Facial paralysis often leaves sufferers with poor lip control and can cause drooling, spillage of food and drink, and speech problems. It also makes many sufferers feel self-conscious about their appearance. These are the issues that Dr Kofi Boahene – a facial plastic and reconstructive surgeon – and his colleagues set out to address.
The team worked on 22 people who had facial paralysis on one side of the mouth, and three people with muscular dystrophy who had lost control of both sides of the mouth. The patients were given hyaluronic acid injections, which are usually used in cosmetic procedures to make lips appear fuller or to reduce facial wrinkles and lines.

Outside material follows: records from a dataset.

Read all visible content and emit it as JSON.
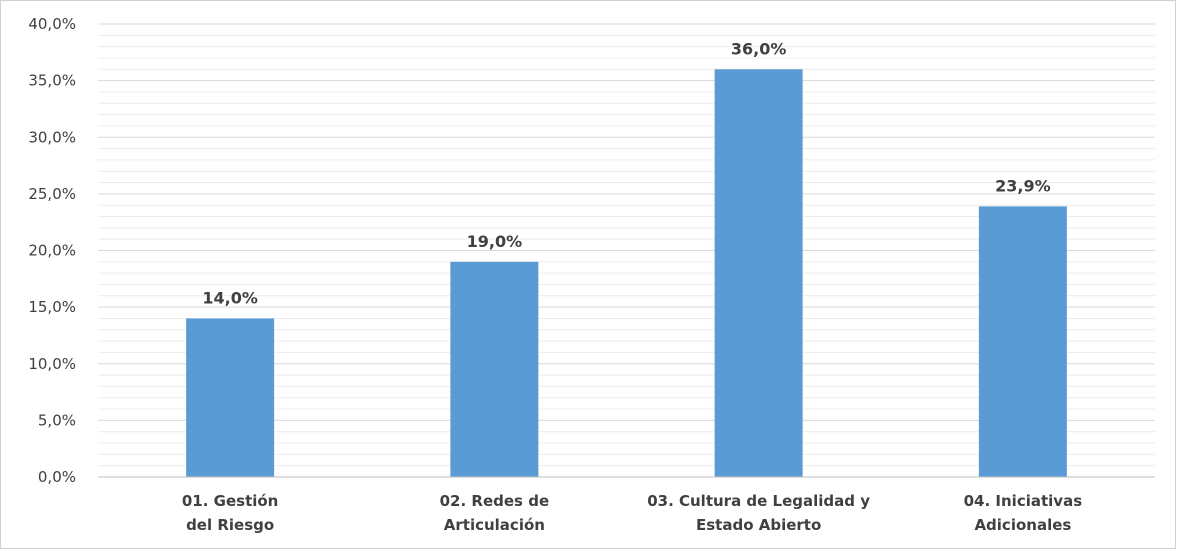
{
  "chart_data": {
    "type": "bar",
    "categories": [
      [
        "01. Gestión",
        "del Riesgo"
      ],
      [
        "02. Redes de",
        "Articulación"
      ],
      [
        "03. Cultura de Legalidad y",
        "Estado Abierto"
      ],
      [
        "04. Iniciativas",
        "Adicionales"
      ]
    ],
    "values": [
      14.0,
      19.0,
      36.0,
      23.9
    ],
    "data_labels": [
      "14,0%",
      "19,0%",
      "36,0%",
      "23,9%"
    ],
    "y_ticks": [
      "0,0%",
      "5,0%",
      "10,0%",
      "15,0%",
      "20,0%",
      "25,0%",
      "30,0%",
      "35,0%",
      "40,0%"
    ],
    "ylim": [
      0,
      40
    ],
    "grid": true,
    "colors": {
      "bar": "#5B9BD5",
      "grid_major": "#d9d9d9",
      "grid_minor": "#ececec",
      "axis": "#bfbfbf"
    }
  }
}
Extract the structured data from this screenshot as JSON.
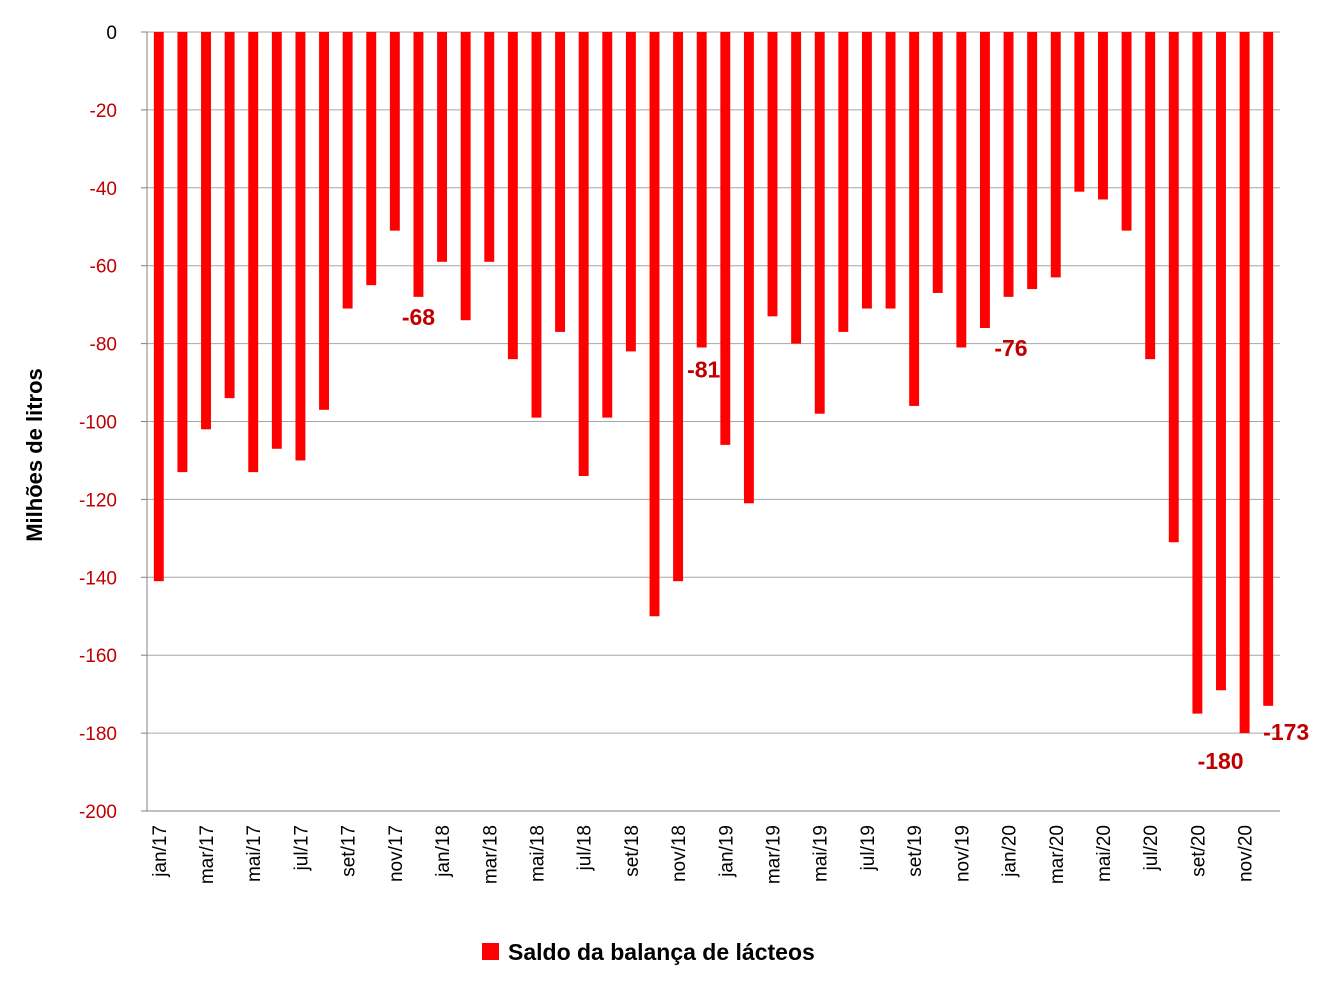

In this case, the injections caused notable improvements in all 25 patients, restoring a significant amount of lip function. All participants demonstrated improved speech and a greater ability to eat and drink without spillage. The three patients with muscular dystrophy had a six-to-seven-fold increase in lip strength.
Speech therapists, who monitored patients’ speech both before and after procedures, particularly noted the advancements patients made in their ability to articulate plosive sounds – such as the letters ‘p’ and ‘b’ – which facial paralysis sufferers typically struggle with.
The study authors wrote: “The ultimate utility of therapeutic lip filler injection in facial paralysis is the improvement in quality-of-life measures, such as improved articulation, better discrimination of conversational speech, and correction of anterior bolus spillage, with associated improved confidence in public and social settings.”
There are now plans for a further study to take place, to examine the effects of hyaluronic acid injections in a larger number of facial paralysis patients.